Whilst nineteenth-century directors such as Henry Irving and Beerbohm Tree were producing lavish Shakespeare spectaculars in the commercial theatres, a counter-movement was developing. Lead by William Poel, and originally mostly made up of amateurs and students, it called for Shakespeare’s plays to be staged authentically, under the same conditions as they would have been at the Globe Theatre or the Blackfriars.
In 1881, William Poel staged what he called an “authentic Hamlet”, without much scenery or many props, and using the text of the first printed quarto of Hamlet. This might not seem particularly unusual to modern theatregoers (apart from the choice of the so-called “bad quarto”) but in the 1880s it was positively revolutionary. In a time when stagings of Shakespeare were becoming ever more elaborate (and had been sophisticated only the previous year by the introduction of electric stage lighting), Poel seemed to want to turn the clock back.

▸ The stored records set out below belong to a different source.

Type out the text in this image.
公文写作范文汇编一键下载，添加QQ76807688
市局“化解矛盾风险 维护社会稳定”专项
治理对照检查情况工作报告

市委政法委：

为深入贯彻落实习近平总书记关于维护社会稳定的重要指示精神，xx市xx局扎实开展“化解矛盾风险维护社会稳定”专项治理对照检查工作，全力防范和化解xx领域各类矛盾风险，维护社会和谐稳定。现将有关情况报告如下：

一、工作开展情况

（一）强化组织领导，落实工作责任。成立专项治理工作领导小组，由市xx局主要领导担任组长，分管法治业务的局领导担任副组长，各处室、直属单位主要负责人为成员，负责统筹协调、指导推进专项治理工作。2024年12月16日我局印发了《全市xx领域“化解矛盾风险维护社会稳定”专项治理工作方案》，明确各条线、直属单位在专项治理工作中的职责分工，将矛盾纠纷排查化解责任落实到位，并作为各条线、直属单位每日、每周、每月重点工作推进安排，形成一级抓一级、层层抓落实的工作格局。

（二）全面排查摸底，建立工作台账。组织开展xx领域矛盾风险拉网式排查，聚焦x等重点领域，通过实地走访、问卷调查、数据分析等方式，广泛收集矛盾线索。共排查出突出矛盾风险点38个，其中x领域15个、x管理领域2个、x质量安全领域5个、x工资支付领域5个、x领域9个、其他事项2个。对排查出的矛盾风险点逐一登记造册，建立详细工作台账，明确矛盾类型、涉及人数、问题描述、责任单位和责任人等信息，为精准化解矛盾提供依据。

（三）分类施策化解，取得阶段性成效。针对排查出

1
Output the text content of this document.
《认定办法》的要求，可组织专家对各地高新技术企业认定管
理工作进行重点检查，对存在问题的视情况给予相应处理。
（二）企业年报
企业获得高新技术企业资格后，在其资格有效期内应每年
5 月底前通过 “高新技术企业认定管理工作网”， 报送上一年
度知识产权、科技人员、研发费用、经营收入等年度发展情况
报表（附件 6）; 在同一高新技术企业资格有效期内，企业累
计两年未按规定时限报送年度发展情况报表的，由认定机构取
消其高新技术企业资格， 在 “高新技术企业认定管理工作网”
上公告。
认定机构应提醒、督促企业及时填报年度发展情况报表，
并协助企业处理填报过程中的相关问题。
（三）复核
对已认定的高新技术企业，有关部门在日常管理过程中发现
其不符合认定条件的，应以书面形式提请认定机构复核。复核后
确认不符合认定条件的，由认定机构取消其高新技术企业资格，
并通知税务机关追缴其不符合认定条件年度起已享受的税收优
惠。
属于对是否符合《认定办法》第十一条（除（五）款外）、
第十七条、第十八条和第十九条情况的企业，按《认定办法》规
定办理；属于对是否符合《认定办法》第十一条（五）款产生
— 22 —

In fact that was more or less what he did want. Disgusted by the sentimental, heavily edited productions of Shakespeare which dominated London drama, Poel was on a mission to restore Shakespeare’s actual plays to the stage, which meant remaking the stage itself. He pointed out that Shakespeare did not need elaborate sets – all the necessary atmosphere and scenic painting was supplied in the words of the play. He also rejected the widespread use of lush incidental music, insisting that the songs should be performed on authentic instruments and, where possible, using Elizabethan tunes. When he produced plays in theatres with a proscenium arch, he tried to reproduce some parts of Renaissance staging conditions by constructing side-boxes and pillars.
The effect, both upon his contemporaries, and twentieth-century theatre, was extraordinary. Some nineteenth century writers, such as the critic William Archer, and the impressario Beerbohm Tree, derided his productions as the work of “learned amateurs” and “dilettantes” who knew nothing about the real theatre. Admittedly, there were problems with his stagings, which sometimes toppled over into an almost Disneyesque Elizabethanism, such as putting actors in Renaissance costume in the audience and at the edges of the stage to give a more authentic flavour.
However, Poel’s ideas are now common currency amongst Shakespeare directors, and the existence of the Globe Theatre in London owes a lot to his insistence that historical authenticity is the only way to release the latent power of Shakespeare’s plays. Many people are uncomfortable with Shakespearean “purists”, who seem to risk strangling the life of the plays, which were, after all, originally designed as entertainment. There is also a more general concern that insisting on Shakespearean authenticity may make the works seem inaccessible and remote from most people; available only to an educated elite who are supported by a scholarly Shakespeare industry. However, Poel’s revolution liberated the texts from their mangled state under the “illusionist” Irving, and gave modern theatre directors a fresh set of options when approaching the Bard.